If, on the other hand, we think that the price will not be maintained, but may either go up or down, we buy the 'put and call,' for which we have to pay double the price of the single option, so that if East Rands go above 7 1/8 we exercise the call, and if they go below we exercise the put. But those who understand option-dealing thoroughly do not wait, of course, until the expiry of the date before they speculate in their options. On the contrary, they buy and sell during the whole of the period, according as market movements are favourable for them. Option-dealing is thus a favourite mode of speculating with those professional operators who understand it, and those who do not understand it - its intricacies needing not a little laborious study - labour under a disadvantage, and run more risks than those who are thoroughly familiar with its complexities. To make it thoroughly comprehensible to the uninitiated, I should have to illustrate all its varied workings by numerous examples, which the scope of this book will not allow me to do. If, however, I have succeeded in conveying a clearer idea of it than most readers had, and have induced them to study it a little more fully, I shall have attained my present object.
I may add, before dismissing the subject, that the committee of the London Stock Exchange recognise the legality of optional dealings in stocks and shares provided that the option period does not exceed two accounts beyond that for which bargains are being currently made; but they will not legislate upon any dispute arising from an option transaction done for a longer period, nor can a claim be made against a defaulter's estate in respect of any such unrecognised bargain. Nevertheless, in practice, options for two or three months, and sometimes even for longer than that, may be negotiated on the Stock Exchange. It may be thought by the uninitiated that the 'cover' system of bucket-shop-keepers, by means of which they try to attract clients, is nothing more or less than the option-dealing I have explained above. It is not so, however, and is a different method of dealing altogether, in which the operator is less protected against fraud and dishonesty on the part of these outside brokers. If we can find a scrupulously honest outside broker, however, who will act fairly and squarely with his client, the risks are greatly lessened, of course, and they may be no greater than in dealing with an inside broker. In their optional dealings on the Stock Exchange the public are greatly protected, but these protective measures are absent in their dealings with some bucket - shop - keepers and their numerous votaries and followers. The latter class will tell you how to make your fortune in a very short period of time by some system of theirs, which they describe as infallible.
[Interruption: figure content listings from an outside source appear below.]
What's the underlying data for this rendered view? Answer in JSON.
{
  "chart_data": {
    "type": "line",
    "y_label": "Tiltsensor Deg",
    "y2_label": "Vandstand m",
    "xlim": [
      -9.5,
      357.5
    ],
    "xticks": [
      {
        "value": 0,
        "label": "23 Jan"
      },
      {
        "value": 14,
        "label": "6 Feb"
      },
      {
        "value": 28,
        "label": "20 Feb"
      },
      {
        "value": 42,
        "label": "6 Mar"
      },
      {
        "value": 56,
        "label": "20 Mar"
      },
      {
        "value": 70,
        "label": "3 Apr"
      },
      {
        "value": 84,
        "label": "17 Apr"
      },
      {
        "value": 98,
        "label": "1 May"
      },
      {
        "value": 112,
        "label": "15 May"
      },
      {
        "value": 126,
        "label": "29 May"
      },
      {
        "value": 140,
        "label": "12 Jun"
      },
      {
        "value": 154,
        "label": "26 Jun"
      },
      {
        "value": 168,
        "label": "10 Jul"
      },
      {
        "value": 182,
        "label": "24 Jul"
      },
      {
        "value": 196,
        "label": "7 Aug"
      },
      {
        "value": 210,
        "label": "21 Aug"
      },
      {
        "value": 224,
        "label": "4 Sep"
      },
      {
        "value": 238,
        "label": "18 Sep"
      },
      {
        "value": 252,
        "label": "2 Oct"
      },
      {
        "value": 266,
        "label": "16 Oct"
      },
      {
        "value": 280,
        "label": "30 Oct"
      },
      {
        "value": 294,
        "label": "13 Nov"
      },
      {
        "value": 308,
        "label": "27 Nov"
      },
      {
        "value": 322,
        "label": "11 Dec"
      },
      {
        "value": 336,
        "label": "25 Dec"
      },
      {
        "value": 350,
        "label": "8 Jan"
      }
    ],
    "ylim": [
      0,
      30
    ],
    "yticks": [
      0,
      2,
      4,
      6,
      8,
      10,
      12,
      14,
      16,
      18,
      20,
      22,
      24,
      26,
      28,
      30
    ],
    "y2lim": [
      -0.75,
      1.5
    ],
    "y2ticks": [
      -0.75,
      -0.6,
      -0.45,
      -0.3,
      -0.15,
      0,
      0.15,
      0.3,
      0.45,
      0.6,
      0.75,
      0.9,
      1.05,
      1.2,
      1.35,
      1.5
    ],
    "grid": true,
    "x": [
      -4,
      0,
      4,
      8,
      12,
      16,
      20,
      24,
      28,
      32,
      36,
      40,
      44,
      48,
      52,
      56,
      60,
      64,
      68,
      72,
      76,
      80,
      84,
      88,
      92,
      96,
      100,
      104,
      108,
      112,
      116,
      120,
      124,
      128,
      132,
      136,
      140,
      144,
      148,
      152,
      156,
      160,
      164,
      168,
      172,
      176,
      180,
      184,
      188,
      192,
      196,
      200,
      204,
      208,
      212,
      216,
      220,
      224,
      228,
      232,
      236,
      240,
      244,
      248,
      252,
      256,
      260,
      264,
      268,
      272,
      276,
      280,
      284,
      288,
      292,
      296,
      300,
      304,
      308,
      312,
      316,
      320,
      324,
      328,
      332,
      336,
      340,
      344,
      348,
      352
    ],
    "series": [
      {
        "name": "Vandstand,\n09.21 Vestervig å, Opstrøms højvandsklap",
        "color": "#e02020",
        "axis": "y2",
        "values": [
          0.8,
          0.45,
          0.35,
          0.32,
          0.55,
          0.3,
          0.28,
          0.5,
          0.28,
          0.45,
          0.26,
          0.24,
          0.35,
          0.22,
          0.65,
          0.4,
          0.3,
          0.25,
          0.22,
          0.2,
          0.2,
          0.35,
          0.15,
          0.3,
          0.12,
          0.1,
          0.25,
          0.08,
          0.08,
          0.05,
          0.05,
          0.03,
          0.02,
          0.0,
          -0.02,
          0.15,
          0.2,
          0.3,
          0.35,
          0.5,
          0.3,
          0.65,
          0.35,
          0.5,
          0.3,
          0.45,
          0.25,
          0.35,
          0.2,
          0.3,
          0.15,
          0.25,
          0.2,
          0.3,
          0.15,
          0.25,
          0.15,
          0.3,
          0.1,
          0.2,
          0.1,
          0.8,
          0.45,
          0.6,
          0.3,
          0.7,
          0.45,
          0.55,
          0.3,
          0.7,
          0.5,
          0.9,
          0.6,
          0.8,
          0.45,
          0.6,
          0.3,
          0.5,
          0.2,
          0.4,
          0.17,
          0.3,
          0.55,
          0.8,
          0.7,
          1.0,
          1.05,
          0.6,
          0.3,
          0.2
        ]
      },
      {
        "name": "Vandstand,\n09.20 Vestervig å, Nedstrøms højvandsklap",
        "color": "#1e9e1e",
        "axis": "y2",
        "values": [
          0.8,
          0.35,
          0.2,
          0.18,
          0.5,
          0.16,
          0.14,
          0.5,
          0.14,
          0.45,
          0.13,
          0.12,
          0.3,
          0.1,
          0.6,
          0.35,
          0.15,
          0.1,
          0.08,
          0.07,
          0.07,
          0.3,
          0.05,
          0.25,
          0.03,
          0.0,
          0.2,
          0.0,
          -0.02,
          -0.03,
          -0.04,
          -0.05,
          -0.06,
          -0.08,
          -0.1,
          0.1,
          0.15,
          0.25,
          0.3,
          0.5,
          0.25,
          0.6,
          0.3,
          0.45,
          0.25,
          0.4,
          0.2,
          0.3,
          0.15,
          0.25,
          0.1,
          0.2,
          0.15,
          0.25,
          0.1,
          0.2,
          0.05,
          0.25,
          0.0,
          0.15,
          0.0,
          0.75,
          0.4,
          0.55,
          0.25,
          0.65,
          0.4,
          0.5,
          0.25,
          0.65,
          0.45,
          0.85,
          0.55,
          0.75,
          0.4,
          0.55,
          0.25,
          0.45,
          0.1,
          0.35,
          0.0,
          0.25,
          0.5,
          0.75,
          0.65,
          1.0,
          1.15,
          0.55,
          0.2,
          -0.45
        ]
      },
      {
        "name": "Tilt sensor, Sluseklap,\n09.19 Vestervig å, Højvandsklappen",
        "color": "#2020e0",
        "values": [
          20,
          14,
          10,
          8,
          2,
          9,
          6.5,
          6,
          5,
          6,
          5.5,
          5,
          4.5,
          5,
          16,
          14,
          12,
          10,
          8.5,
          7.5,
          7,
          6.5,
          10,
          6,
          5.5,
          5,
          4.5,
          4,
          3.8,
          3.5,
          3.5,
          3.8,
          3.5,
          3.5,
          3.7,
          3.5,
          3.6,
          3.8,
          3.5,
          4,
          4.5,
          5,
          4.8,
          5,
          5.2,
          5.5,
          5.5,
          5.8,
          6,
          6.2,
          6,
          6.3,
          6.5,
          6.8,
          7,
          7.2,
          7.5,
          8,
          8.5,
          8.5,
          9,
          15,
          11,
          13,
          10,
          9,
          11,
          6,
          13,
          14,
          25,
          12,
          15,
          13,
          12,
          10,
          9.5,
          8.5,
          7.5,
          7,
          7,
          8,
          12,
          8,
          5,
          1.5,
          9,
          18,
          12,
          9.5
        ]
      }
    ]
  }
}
But the strange and unaccountable thing is that whilst they are ever ready, for a miserably small fee, to enrich others 'beyond the dreams of avarice,' they will not, or they cannot, make their own fortunes by using their own methods. I cannot look upon these men as noble philanthropists, for philanthropy expresses itself in quite other methods than theirs. Those, therefore, who put trust in their pretensions must be exceptionally simple and guileless. But the simple and guileless, like the poor, are always with us. To the poor, however, we can give of our superfluity. We can feed and clothe them according to our means, but it is a far more difficult task to give common-sense where it is lacking. I know of no process that has, as yet. been eminently successful in strengthening feeble minds with this mental nutriment.
Now, in the lists of prices given in our newspapers we often see the letters x. d., x. r., ex. new, cum. div., cum. rts., etc., and these letters are a great source of perplexity to the novitiate in speculation and investment. Briefly, therefore, it may be explained that x. d. means exclusive of dividend; x. r., exclusive of rights; ex. new, exclusive of new shares; cum. div., inclusive of dividend; and cum. rts., inclusive of rights, etc. That is to say, if we buy shares that are quoted x. d. we are not entitled to receive the dividend that has recently been declared upon them, but if the shares are quoted cum. div., then it means that we are entitled to the dividend. We may take it, however, that when a share is not quoted x. d. we really buy them cum. div.; that is to say, we buy them with all the privileges attached to them. The moment, however, that any share is officially declared on the Stock Exchange x. d., even though we may buy them a few minutes afterwards, we buy them without the dividend; but as the amount of the dividend is deducted from the price, we really get the equivalent of it by paying a lower price for the share. For instance, suppose a certain share is quoted 3 3/4 on the eve of the declaration of a dividend, then, if we buy those shares we are entitled to the dividend; and supposing the dividend is at the rate of 5s. per share, or 25 per cent., then the dividend is immediately deducted from the price, and the shares are quoted 3 1/2 x. d.
In that case, therefore, the seller gets his dividend, but gets a lower price for his share if he sells immediately afterwards, whilst the buyer, as I have said, gets the equivalent of the dividend in another way. As time goes on, however, the price improves again, and once more reaches 3 3/4, or even a higher figure, according to the prospects of the company or the demand for the shares. If only another 25 per cent. is likely to be paid at the end of the twelve months, it may go no higher, but if a 50 per cent. is expected, then, of course, the price will correspondingly advance.